Göran Blix

Position
Professor
Role
Department Chair
Office Phone
Office
323 East Pyne
Bio/Description

Profile

Göran Blix studies the tradition of nineteenth-century French prose writing in the context of major historical and political developments. His interests include romanticism, realism, literary aesthetics, the historical imagination, politics and the novel, ecocriticism and animal studies. He has published articles on Balzac, Hugo, Michelet, Flaubert, Tocqueville, the Goncourt brothers, and Zola, among others, and his book on romantic historicism, From Paris to Pompeii: French Romanticism and the Cultural Politics of Archeology (2008), examines the impact of the nascent science of archeology on modern secular attitudes to death, memory, and immortality. He earned a B.A. in Literature from Harvard College (1996), a DEA from the École des Hautes Études en Sciences Sociales (1998), and a Ph.D. in French from Columbia University (2003).
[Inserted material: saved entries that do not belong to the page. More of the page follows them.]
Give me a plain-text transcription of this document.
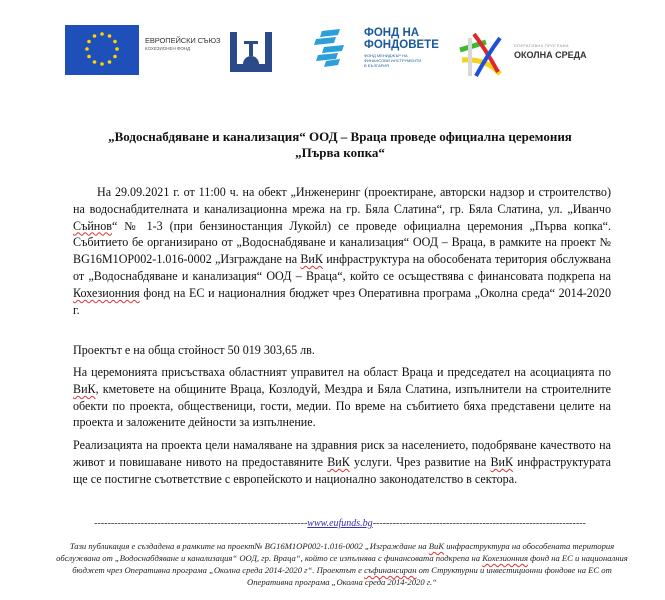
ЕВРОПЕЙСКИ СЪЮЗ
КОХЕЗИОНЕН ФОНД
ФОНД НА
ФОНДОВЕТЕ
ФОНД МЕНИДЖЪР НА
ФИНАНСОВИ ИНСТРУМЕНТИ
В БЪЛГАРИЯ
ОПЕРАТИВНА ПРОГРАМА
ОКОЛНА СРЕДА
„Водоснабдяване и канализация“ ООД – Враца проведе официална церемония
„Първа копка“
На 29.09.2021 г. от 11:00 ч. на обект „Инженеринг (проектиране, авторски надзор и строителство) на водоснабдителната и канализационна мрежа на гр. Бяла Слатина“, гр. Бяла Слатина, ул. „Иванчо Съйнов“ № 1-3 (при бензиностанция Лукойл) се проведе официална церемония „Първа копка“. Събитието бе организирано от „Водоснабдяване и канализация“ ООД – Враца, в рамките на проект № BG16M1OP002-1.016-0002 „Изграждане на ВиК инфраструктура на обособената територия обслужвана от „Водоснабдяване и канализация“ ООД – Враца“, който се осъществява с финансовата подкрепа на Кохезионния фонд на ЕС и националния бюджет чрез Оперативна програма „Околна среда“ 2014-2020 г.
Проектът е на обща стойност 50 019 303,65 лв.
На церемонията присъстваха областният управител на област Враца и председател на асоциацията по ВиК, кметовете на общините Враца, Козлодуй, Мездра и Бяла Слатина, изпълнители на строителните обекти по проекта, общественици, гости, медии. По време на събитието бяха представени целите на проекта и заложените дейности за изпълнение.
Реализацията на проекта цели намаляване на здравния риск за населението, подобряване качеството на живот и повишаване нивото на предоставяните ВиК услуги. Чрез развитие на ВиК инфраструктурата ще се постигне съответствие с европейското и национално законодателство в сектора.
----------------------------------------------------------------www.eufunds.bg----------------------------------------------------------------
Тази публикация е създадена в рамките на проект№ BG16M1OP002-1.016-0002 „Изграждане на ВиК инфраструктура на обособената територия обслужвана от „Водоснабдяване и канализация“ ООД, гр. Враца“, който се изпълнява с финансовата подкрепа на Кохезионния фонд на ЕС и националния бюджет чрез Оперативна програма „Околна среда 2014-2020 г“. Проектът е съфинансиран от Структурни и инвестиционни фондове на ЕС от Оперативна програма „Околна среда 2014-2020 г.“
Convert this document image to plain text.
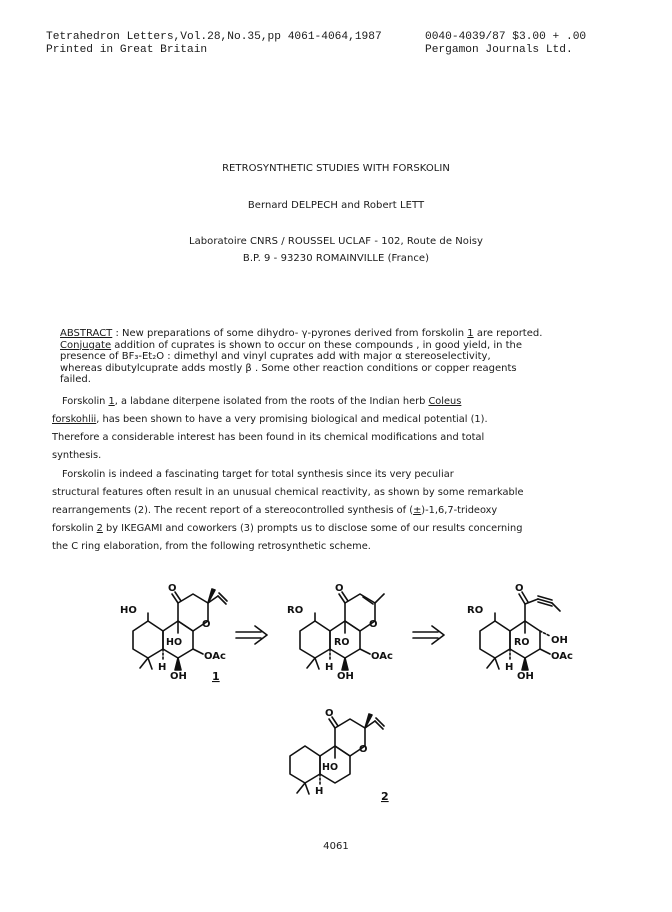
Tetrahedron Letters,Vol.28,No.35,pp 4061-4064,1987	0040-4039/87 $3.00 + .00

Printed in Great Britain	Pergamon Journals Ltd.

RETROSYNTHETIC STUDIES WITH FORSKOLIN

Bernard DELPECH and Robert LETT

Laboratoire CNRS / ROUSSEL UCLAF - 102, Route de Noisy

B.P. 9 - 93230 ROMAINVILLE (France)

ABSTRACT : New preparations of some dihydro- γ-pyrones derived from forskolin 1 are reported.

Conjugate addition of cuprates is shown to occur on these compounds , in good yield, in the

presence of BF₃-Et₂O : dimethyl and vinyl cuprates add with major α stereoselectivity,

whereas dibutylcuprate adds mostly β . Some other reaction conditions or copper reagents

failed.

Forskolin 1, a labdane diterpene isolated from the roots of the Indian herb Coleus

forskohlii, has been shown to have a very promising biological and medical potential (1).

Therefore a considerable interest has been found in its chemical modifications and total

synthesis.

Forskolin is indeed a fascinating target for total synthesis since its very peculiar

structural features often result in an unusual chemical reactivity, as shown by some remarkable

rearrangements (2). The recent report of a stereocontrolled synthesis of (±)-1,6,7-trideoxy

forskolin 2 by IKEGAMI and coworkers (3) prompts us to disclose some of our results concerning

the C ring elaboration, from the following retrosynthetic scheme.

HO
HO
O
O
OAc
OH
H
1
RO
RO
O
O
OAc
OH
H
RO
RO
O
OH
OAc
OH
H
HO
O
O
H	2

4061
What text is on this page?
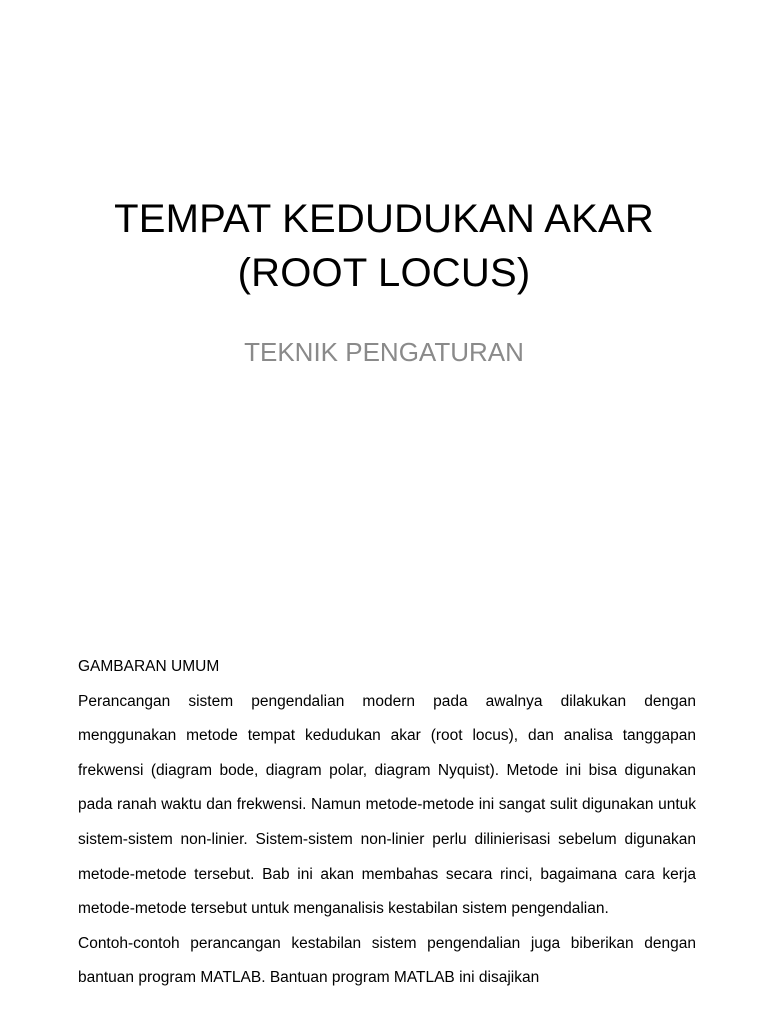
TEMPAT KEDUDUKAN AKAR
(ROOT LOCUS)
TEKNIK PENGATURAN
GAMBARAN UMUM

Perancangan sistem pengendalian modern pada awalnya dilakukan dengan menggunakan metode tempat kedudukan akar (root locus), dan analisa tanggapan frekwensi (diagram bode, diagram polar, diagram Nyquist). Metode ini bisa digunakan pada ranah waktu dan frekwensi. Namun metode-metode ini sangat sulit digunakan untuk sistem-sistem non-linier. Sistem-sistem non-linier perlu dilinierisasi sebelum digunakan metode-metode tersebut. Bab ini akan membahas secara rinci, bagaimana cara kerja metode-metode tersebut untuk menganalisis kestabilan sistem pengendalian.

Contoh-contoh perancangan kestabilan sistem pengendalian juga biberikan dengan bantuan program MATLAB. Bantuan program MATLAB ini disajikan
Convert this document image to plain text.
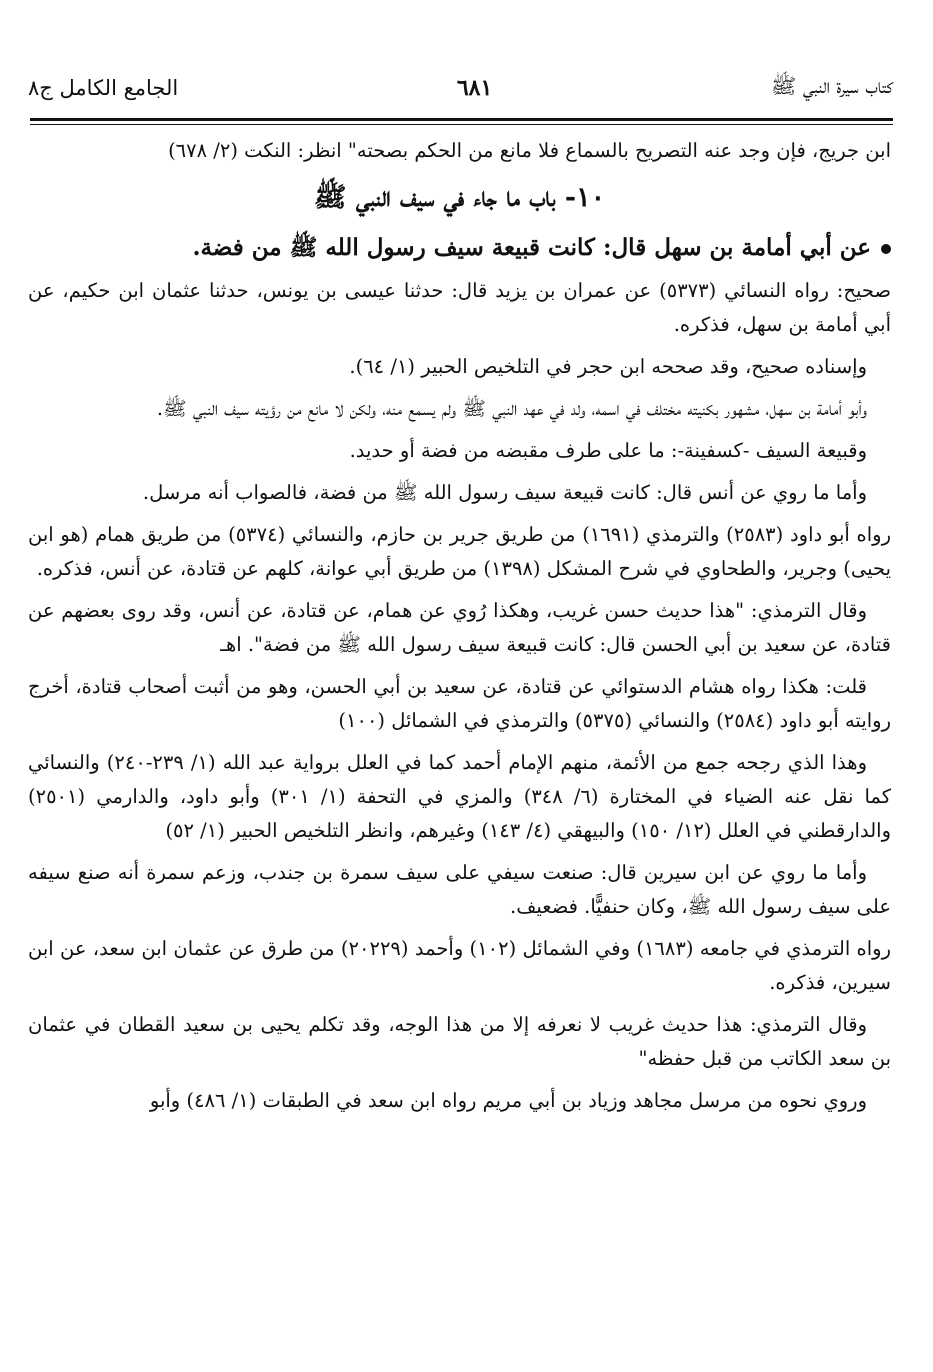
كتاب سيرة النبي ﷺ
٦٨١
الجامع الكامل ج٨

ابن جريج، فإن وجد عنه التصريح بالسماع فلا مانع من الحكم بصحته" انظر: النكت (٢/ ٦٧٨)

١٠- باب ما جاء في سيف النبي ﷺ

عن أبي أمامة بن سهل قال: كانت قبيعة سيف رسول الله ﷺ من فضة.

صحيح: رواه النسائي (٥٣٧٣) عن عمران بن يزيد قال: حدثنا عيسى بن يونس، حدثنا عثمان ابن حكيم، عن أبي أمامة بن سهل، فذكره.

وإسناده صحيح، وقد صححه ابن حجر في التلخيص الحبير (١/ ٦٤).

وأبو أمامة بن سهل، مشهور بكنيته مختلف في اسمه، ولد في عهد النبي ﷺ ولم يسمع منه، ولكن لا مانع من رؤيته سيف النبي ﷺ.

وقبيعة السيف -كسفينة-: ما على طرف مقبضه من فضة أو حديد.

وأما ما روي عن أنس قال: كانت قبيعة سيف رسول الله ﷺ من فضة، فالصواب أنه مرسل.

رواه أبو داود (٢٥٨٣) والترمذي (١٦٩١) من طريق جرير بن حازم، والنسائي (٥٣٧٤) من طريق همام (هو ابن يحيى) وجرير، والطحاوي في شرح المشكل (١٣٩٨) من طريق أبي عوانة، كلهم عن قتادة، عن أنس، فذكره.

وقال الترمذي: "هذا حديث حسن غريب، وهكذا رُوي عن همام، عن قتادة، عن أنس، وقد روى بعضهم عن قتادة، عن سعيد بن أبي الحسن قال: كانت قبيعة سيف رسول الله ﷺ من فضة". اهـ

قلت: هكذا رواه هشام الدستوائي عن قتادة، عن سعيد بن أبي الحسن، وهو من أثبت أصحاب قتادة، أخرج روايته أبو داود (٢٥٨٤) والنسائي (٥٣٧٥) والترمذي في الشمائل (١٠٠)

وهذا الذي رجحه جمع من الأئمة، منهم الإمام أحمد كما في العلل برواية عبد الله (١/ ٢٣٩-٢٤٠) والنسائي كما نقل عنه الضياء في المختارة (٦/ ٣٤٨) والمزي في التحفة (١/ ٣٠١) وأبو داود، والدارمي (٢٥٠١) والدارقطني في العلل (١٢/ ١٥٠) والبيهقي (٤/ ١٤٣) وغيرهم، وانظر التلخيص الحبير (١/ ٥٢)

وأما ما روي عن ابن سيرين قال: صنعت سيفي على سيف سمرة بن جندب، وزعم سمرة أنه صنع سيفه على سيف رسول الله ﷺ، وكان حنفيًّا. فضعيف.

رواه الترمذي في جامعه (١٦٨٣) وفي الشمائل (١٠٢) وأحمد (٢٠٢٢٩) من طرق عن عثمان ابن سعد، عن ابن سيرين، فذكره.

وقال الترمذي: هذا حديث غريب لا نعرفه إلا من هذا الوجه، وقد تكلم يحيى بن سعيد القطان في عثمان بن سعد الكاتب من قبل حفظه"

وروي نحوه من مرسل مجاهد وزياد بن أبي مريم رواه ابن سعد في الطبقات (١/ ٤٨٦) وأبو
He joined the Department of French and Italian at Princeton University in 2003.      

Current Projects

Göran Blix is currently completing a book on the fraught relationship between literature and democratization in nineteenth-century France. Entitled The Heroism of Modern Life, it examines the advent of equality by looking at changes in the modern conception of the heroic in works by Constant, Staël, Balzac, Hugo, Baudelaire, and Michelet; the simultaneous need to abolish heroism, yet continue to exploit its affective resources, led progressive writers to redefine courage and transfer this label (once reserved for martial figures) to humble, obscure, and female characters. He is also juggling three other book projects rooted in the environmental humanities: the first, Ecoapathy and Biophilia: On the “End of Nature” and “le sentiment de la nature” offers a critical genealogy of “le sentiment de la nature” from Rousseau to the anarchist geographer Élisée Reclus, and seeks to rehabilitate an affective, pre-conceptual understanding of humanity’s embeddedness in nature that sidesteps the dead-end metaphysical debates around dualism, monism, the new materialism, hybridism, and the alleged “end of nature.”  In Thinking With Animals: Posthuman Fables in the Age of Darwin, I use a multispecies framework to ask what authors (such as Michelet, Flaubert, Sand, Balzac, Hugo, Zola, and Leconte de Lisle) have learned from animals after acknowledging the limits of human exceptionalism (some articles forming the core of this project have already appeared: on Balzac, Flaubert, Leconte de Lisle, and Instinct-Intelligence dualism; see: https://princeton.academia.edu/GoranBlix). Lastly, in Coal Culture and Fossil Fiction: Landscape Ecology in the Late Nineteenth Century, I aim to do for coal culture what recent studies have done for petroculture and petrofiction, documenting and analyzing the engagement of French and English writers with the transformative impact of coal on work, health, social relations, and landscape (cases include Zola, Malot, Engels, Jevons, Maupassant, Sévérine, Orwell, and Sinclair).

Teaching Interests

Göran Blix has taught undergraduate courses on topics such as animals, global environmental disaster, the nineteenth-century novel, memory and modernity, imagined communities, and socially marginal figures, as well as graduate courses devoted to nineteenth-century historicism, romanticism, democracy and heroism, nature writing, and the representation of the people.